Hassan acted as an early intermediary in the Israeli-Egyptian contacts that ultimately led to the historic meeting at Camp David, Md., mediated by President Carter, between former Israeli Prime Minister Menachem Begin and the late Egyptian President Anwar Sadat. Their talks produced the March, 1979, peace treaty between the two longtime adversaries.
‘Come and See Me’
“Mr. Shimon Peres has let me know that he would like to come and see me,” Hassan is quoted as saying in a text of the interview issued Monday by the official Moroccan news agency, MAP. “So I told him: with the greatest pleasure, but you and me are forbidden to do tourism. If you have something serious, come and see me.”
Hassan said he would be equally ready “to break off immediately with him and say he is a joker or a Utopian” if Peres made no substantive proposals.

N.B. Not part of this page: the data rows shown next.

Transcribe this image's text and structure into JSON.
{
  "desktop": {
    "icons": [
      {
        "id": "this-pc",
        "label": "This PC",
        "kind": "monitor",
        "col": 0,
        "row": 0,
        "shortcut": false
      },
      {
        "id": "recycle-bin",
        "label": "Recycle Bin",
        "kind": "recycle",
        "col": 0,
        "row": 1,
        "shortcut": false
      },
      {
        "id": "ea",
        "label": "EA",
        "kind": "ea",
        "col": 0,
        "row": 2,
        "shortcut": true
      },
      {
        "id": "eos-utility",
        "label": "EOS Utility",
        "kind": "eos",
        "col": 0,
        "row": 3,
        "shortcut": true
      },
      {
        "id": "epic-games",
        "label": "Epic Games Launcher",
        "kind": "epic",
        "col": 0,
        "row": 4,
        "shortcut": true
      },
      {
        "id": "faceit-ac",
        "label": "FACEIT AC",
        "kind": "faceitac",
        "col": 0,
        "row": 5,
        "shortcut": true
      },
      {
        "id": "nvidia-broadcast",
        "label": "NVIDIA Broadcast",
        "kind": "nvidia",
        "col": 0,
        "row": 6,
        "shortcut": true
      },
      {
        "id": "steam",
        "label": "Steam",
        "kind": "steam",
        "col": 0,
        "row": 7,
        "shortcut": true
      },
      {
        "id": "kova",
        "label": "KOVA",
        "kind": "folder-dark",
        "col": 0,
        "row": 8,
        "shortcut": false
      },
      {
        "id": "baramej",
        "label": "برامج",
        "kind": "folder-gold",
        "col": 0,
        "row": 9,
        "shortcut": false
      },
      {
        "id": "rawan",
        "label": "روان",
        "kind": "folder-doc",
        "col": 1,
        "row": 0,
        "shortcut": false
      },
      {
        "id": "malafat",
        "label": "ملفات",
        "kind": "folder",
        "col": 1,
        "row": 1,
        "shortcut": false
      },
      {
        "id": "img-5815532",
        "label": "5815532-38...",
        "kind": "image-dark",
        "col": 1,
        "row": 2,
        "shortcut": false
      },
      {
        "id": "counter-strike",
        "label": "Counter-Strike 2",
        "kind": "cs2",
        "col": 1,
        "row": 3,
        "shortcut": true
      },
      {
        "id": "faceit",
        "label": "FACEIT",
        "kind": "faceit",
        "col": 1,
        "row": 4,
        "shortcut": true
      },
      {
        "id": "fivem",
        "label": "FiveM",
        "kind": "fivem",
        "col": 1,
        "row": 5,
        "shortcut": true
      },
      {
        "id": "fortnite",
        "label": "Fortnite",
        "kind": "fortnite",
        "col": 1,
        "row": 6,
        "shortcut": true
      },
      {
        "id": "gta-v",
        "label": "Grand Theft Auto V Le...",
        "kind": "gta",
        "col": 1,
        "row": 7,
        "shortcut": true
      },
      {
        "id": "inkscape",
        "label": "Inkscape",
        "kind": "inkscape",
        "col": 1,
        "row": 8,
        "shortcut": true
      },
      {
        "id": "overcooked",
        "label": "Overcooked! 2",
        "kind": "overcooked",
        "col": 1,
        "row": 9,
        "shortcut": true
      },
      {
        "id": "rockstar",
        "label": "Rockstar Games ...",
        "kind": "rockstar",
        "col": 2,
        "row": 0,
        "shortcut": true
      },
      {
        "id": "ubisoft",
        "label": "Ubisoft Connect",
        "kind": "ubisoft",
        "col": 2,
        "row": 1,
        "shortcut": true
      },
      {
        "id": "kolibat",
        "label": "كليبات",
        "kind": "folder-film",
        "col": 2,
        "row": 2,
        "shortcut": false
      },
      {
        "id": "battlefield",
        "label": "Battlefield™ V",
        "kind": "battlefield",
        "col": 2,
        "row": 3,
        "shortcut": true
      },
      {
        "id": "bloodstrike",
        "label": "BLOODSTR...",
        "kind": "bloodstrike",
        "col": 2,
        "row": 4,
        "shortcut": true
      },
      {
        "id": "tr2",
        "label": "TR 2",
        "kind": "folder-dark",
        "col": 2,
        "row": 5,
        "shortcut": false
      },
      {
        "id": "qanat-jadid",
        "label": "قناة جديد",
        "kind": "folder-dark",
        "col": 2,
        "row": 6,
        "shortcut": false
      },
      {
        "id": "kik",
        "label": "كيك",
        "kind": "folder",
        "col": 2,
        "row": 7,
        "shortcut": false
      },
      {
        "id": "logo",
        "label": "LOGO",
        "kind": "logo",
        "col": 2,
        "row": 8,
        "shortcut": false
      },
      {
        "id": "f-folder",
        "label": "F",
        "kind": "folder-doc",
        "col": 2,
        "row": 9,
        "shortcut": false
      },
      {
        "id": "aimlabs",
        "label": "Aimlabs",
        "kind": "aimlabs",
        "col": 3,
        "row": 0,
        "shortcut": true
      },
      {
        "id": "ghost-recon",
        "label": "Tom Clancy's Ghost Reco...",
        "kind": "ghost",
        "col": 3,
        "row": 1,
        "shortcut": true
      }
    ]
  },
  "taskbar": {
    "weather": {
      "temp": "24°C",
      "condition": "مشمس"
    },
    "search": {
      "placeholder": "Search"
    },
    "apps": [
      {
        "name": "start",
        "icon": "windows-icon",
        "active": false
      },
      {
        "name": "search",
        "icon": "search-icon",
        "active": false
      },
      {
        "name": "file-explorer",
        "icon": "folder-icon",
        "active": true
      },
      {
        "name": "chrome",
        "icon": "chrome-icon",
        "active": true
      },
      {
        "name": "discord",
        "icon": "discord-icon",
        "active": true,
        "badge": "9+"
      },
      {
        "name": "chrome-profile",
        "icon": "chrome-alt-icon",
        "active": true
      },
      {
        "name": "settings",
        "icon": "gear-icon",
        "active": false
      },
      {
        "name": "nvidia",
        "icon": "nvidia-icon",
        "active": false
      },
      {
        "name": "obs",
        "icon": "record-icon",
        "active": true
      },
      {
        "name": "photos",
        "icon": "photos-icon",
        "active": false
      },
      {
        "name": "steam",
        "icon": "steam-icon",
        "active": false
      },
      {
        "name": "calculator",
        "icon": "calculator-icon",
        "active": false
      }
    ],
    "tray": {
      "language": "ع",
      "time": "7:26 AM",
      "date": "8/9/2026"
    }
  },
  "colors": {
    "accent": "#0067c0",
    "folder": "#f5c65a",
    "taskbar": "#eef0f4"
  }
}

“We confirm that there was an exchange of messages, and the prime minister would be glad to meet with the king,” spokesman Savir said Monday night.
Savir refused to say who initiated the exchange but emphasized in answer to a question that in addition to Hassan’s public statement, Peres had also received a private communication from the Moroccan monarch. “I cannot tell you why and what and when,” he added.
‘Sounds Serious’
Savir said that Hassan’s statement “sounds serious” and added that a meeting “could be a great boost” to the peace process. But it appeared from the spokesman’s remarks that Israel is awaiting a more formal approach from the Moroccan ruler.
“If there will be a more operative, direct invitation, the prime minister will respond favorably,” Savir said.
Hassan is an Arab moderate who chaired the most recent Arab League summit meeting in Casablanca last August. He has long urged his fellow Arabs to accept Israel’s existence as a fact of life.
Peres has met secretly with the Moroccan monarch at least twice previously, according to the prime minister’s biographer, Matti Golan. Those meetings took place in July, 1978 and March, 1981 in Morocco, Golan wrote.
A public meeting between Hassan and Peres at this juncture could lend important momentum to a revived Mideast peace process.
Jordan’s King Hussein and Palestine Liberation Organization leader Yasser Arafat agreed last Feb. 11 on a joint approach to peace talks with Israel. Peres has endorsed the idea of direct negotiations between Israel and a Jordanian-Palestinian delegation that does not include members of the PLO, which Israel considers to be strictly a terrorist organization.
With the United States acting as intermediary, the two sides have closed the gap between them throughout this year. But both Hussein and Peres are said to feel that time is running out.
Peres is believed to hope that if he can enlist the public support of King Hassan, it might strengthen the Jordanian king’s position within the Arab world and thus give him more freedom to open negotiations with Israel.